Although calcium sulfate dihydrate, commonly referred to as gypsum, has been utilized for some time in fiberglass reinforced polyester (FRP) applications, it does not have the fire retardant filler recognition of ATH. Gypsum is more commonly known for application in cement, soil and water treatment, plaster, and wall-board. Inherent characteristics of gypsum limit its use to low temperature and, until recently, non-aqueous applications.
The cost effectiveness of gypsum over ATH and magnesium hydroxide has been the driving force behind the technical and commercial success in these markets. Characteristics such as lower water content, free moisture content, and water solubility have typically required formulation modification for the application of this hydrated filler at a cost not much higher than calcium carbonate.
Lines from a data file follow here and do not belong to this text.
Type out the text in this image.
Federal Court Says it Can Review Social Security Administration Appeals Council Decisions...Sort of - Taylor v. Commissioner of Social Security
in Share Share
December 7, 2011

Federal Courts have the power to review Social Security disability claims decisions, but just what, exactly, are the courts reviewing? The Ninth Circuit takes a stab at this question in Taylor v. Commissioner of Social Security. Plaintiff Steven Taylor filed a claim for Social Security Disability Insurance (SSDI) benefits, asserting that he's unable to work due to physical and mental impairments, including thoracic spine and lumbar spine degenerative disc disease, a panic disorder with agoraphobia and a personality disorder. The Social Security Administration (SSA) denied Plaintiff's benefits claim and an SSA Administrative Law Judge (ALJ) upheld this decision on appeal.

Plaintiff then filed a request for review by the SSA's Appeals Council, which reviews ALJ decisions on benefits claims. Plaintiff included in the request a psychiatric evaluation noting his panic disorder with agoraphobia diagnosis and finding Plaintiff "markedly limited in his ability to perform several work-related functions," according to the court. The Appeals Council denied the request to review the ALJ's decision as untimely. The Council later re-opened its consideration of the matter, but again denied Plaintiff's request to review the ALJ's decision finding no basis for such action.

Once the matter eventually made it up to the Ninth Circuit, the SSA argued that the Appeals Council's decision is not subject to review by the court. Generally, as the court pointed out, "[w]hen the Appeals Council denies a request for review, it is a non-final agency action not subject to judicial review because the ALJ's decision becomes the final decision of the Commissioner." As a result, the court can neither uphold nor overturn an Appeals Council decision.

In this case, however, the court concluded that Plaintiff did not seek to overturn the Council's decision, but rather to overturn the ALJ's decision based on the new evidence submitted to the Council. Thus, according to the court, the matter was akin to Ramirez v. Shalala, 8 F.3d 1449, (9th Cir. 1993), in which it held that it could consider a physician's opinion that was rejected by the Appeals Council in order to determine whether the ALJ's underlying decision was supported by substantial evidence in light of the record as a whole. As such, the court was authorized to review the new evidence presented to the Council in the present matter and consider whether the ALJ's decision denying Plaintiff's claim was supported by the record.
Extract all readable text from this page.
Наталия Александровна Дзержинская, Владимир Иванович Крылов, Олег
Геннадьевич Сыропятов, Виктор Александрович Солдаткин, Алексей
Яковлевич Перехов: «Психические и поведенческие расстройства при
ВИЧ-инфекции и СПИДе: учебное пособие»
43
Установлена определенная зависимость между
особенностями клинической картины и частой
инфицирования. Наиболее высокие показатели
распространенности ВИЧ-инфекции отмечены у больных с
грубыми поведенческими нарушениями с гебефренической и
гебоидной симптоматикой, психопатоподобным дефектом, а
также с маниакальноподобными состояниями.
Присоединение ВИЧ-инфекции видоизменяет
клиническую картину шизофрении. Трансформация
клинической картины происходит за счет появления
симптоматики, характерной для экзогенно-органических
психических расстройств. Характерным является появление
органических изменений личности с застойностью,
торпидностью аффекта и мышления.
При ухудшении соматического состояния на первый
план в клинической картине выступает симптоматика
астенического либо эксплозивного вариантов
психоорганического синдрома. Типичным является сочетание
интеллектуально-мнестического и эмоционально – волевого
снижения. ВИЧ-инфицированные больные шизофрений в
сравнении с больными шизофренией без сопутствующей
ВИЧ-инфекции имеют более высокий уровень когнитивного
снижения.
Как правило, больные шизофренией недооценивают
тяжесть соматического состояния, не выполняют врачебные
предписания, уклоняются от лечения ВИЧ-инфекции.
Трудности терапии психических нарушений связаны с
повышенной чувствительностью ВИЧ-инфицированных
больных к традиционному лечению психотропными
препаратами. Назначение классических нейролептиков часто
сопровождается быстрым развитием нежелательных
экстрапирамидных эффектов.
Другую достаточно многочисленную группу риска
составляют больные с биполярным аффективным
Gypsum is a hydrated mineral, which as a fire retardant filler functions as do ATH and magnesium hydroxide (brucite), serving as a heat sink and diluting combustion gases with released molecular water. Although all three are hydrated fillers, they differ with respect to water content and Initial water evolution temperature.
One report cites several reasons for the increased viscosity, including the hydroscopic nature of gypsum, which may introduce more free moisture into the resin compound. Our experience agrees with the findings reported in the Owens-Corning paper with respect to viscosity and that this can and has been compensated for through modification of the compound formulation.
The 50% filler loading using 40% gypsum would be approximately equal to a 25% loading of ATH in conjunction with a 25% loading of calcium carbonate on a water-equivalent basis. Based on water equivalency, with current market prices, the gypsum/calcium carbonate blend represents a considerable savings compared to the ATH/calcium carbonate blend.